We cannot be surprised that Protestants do not know the Church better than we do ourselves, or that, while we allow no evil to be spoken of her human elements, those who deem her altogether human should discover in her the defects of human institutions. It is intensely difficult to enter into the spirit of a system not our own. Particular principles and doctrines are easily mastered; but a system answering all the spiritual cravings, all the intellectual capabilities of man, demands more than a mere mental effort,—a submission of the intellect, an act of faith, a temporary suspension of the critical faculty. This applies not merely to the Christian religion, with its unfathomable mysteries and its inexhaustible fund of truth, but to the fruits of human speculation. Nobody has ever succeeded in writing a history of philosophy without incurring either the reproach that he is a mere historian, incapable of entering into the genius of any system, or a mere metaphysician, who can discern in all other philosophies only the relation they bear to his own. In religion the difficulty is greater still, and greatest of all with Catholicism. For the Church is to be seen, not in books, but in life. No divine can put together the whole body of her doctrine; no canonist the whole fabric of her law; no historian the infinite vicissitudes of her career.
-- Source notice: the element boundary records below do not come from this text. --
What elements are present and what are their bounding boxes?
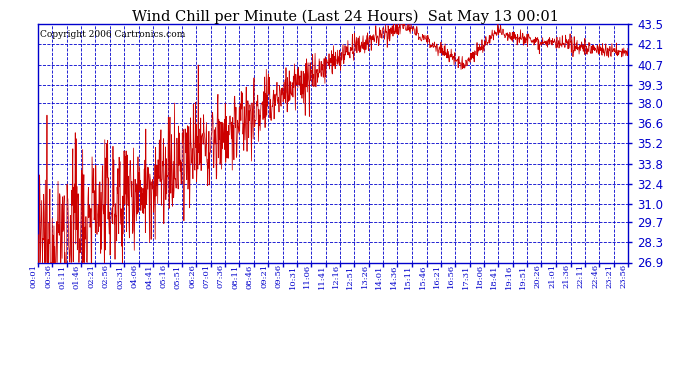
Text: 16:56: 16:56	[447, 264, 455, 288]
Text: 12:16: 12:16	[332, 264, 340, 288]
Text: Copyright 2006 Cartronics.com: Copyright 2006 Cartronics.com	[40, 30, 185, 39]
Text: 21:36: 21:36	[562, 264, 571, 288]
Text: 02:21: 02:21	[88, 264, 95, 288]
Text: 16:21: 16:21	[433, 264, 441, 288]
Text: 04:41: 04:41	[145, 264, 153, 289]
Text: 23:56: 23:56	[620, 264, 628, 288]
Text: 13:26: 13:26	[361, 264, 368, 288]
Text: 19:51: 19:51	[519, 264, 527, 289]
Text: 01:46: 01:46	[73, 264, 81, 289]
Text: 02:56: 02:56	[101, 264, 110, 288]
Text: 04:06: 04:06	[131, 264, 139, 288]
Text: 00:36: 00:36	[44, 264, 52, 288]
Text: 08:46: 08:46	[246, 264, 254, 289]
Text: 15:46: 15:46	[419, 264, 426, 289]
Text: 21:01: 21:01	[548, 264, 556, 288]
Text: 22:11: 22:11	[577, 264, 585, 288]
Text: 15:11: 15:11	[404, 264, 412, 289]
Text: 08:11: 08:11	[231, 264, 239, 289]
Text: 12:51: 12:51	[346, 264, 355, 289]
Text: 06:26: 06:26	[188, 264, 196, 288]
Text: 17:31: 17:31	[462, 264, 470, 289]
Text: 10:31: 10:31	[289, 264, 297, 289]
Text: 01:11: 01:11	[59, 264, 67, 289]
Text: 09:21: 09:21	[260, 264, 268, 288]
Text: 14:36: 14:36	[389, 264, 397, 289]
Text: 18:06: 18:06	[476, 264, 484, 288]
Text: 00:01: 00:01	[30, 264, 38, 288]
Text: 14:01: 14:01	[375, 264, 383, 289]
Text: 19:16: 19:16	[504, 264, 513, 289]
Text: 18:41: 18:41	[491, 264, 498, 289]
Text: 07:01: 07:01	[203, 264, 210, 288]
Text: 03:31: 03:31	[117, 264, 124, 289]
Text: 09:56: 09:56	[275, 264, 283, 288]
Text: 05:16: 05:16	[159, 264, 168, 288]
Text: 22:46: 22:46	[591, 264, 599, 288]
Text: 07:36: 07:36	[217, 264, 225, 288]
Text: 11:06: 11:06	[304, 264, 311, 288]
Text: Wind Chill per Minute (Last 24 Hours)  Sat May 13 00:01: Wind Chill per Minute (Last 24 Hours) Sa…	[132, 9, 558, 24]
Text: 11:41: 11:41	[318, 264, 326, 289]
Text: 05:51: 05:51	[174, 264, 182, 289]
Text: 23:21: 23:21	[606, 264, 613, 288]
Text: 20:26: 20:26	[533, 264, 542, 288]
The Protestant who wishes to be informed on all these things can be advised to rely on no one manual, on no encyclopædia of her deeds and of her ideas; if he seeks to know what these have been, he must be told to look around. And to one who surveys her teaching and her fortunes through all ages and all lands, ignorant or careless of that which is essential, changeless, and immortal in her, it will not be easy to discern through so much outward change a regular development, amid such variety of forms the unchanging substance, in so many modifications fidelity to constant laws; or to recognise, in a career so chequered with failure, disaster, and suffering, with the apostasy of heroes, the weakness of rulers, and the errors of doctors, the unfailing hand of a heavenly Guide.
FOOTNOTES:
[322] The Rambler, March 1862.
[323] Works, ii. 47. This is one of the passages which, seventy years ago, were declared to be treasonable. We trust we run no risk in confessing that we entirely agree with it.
[324] Tocqueville, L'Ancien Régime et la Révolution, Préface, p. xvi.
[325] "From what I have observed, it is pride, arrogance, and a spirit of domination, and not a bigoted spirit of religion, that has caused and kept up those oppressive statutes. I am sure I have known those who have oppressed Papists in their civil rights exceedingly indulgent to them in their religious ceremonies, and who really wished them to continue Catholics, in order to furnish pretences for oppression. These persons never saw a man (by converting) escape out of their power but with grudging and regret" (Burke. "On the Penal Laws against Irish Catholics," Works, iv. 505).
"I vow to God, I would sooner bring myself to put a man to immediate death for opinions I disliked, and so to get rid of the man and his opinions at once, than to fret him into a feverish being tainted with the jail-distemper of a contagious servitude, to keep him above ground, an animated mass of putrefaction, corrupted himself, and corrupting all about him" (Speech at Bristol, ibid. iii. 427).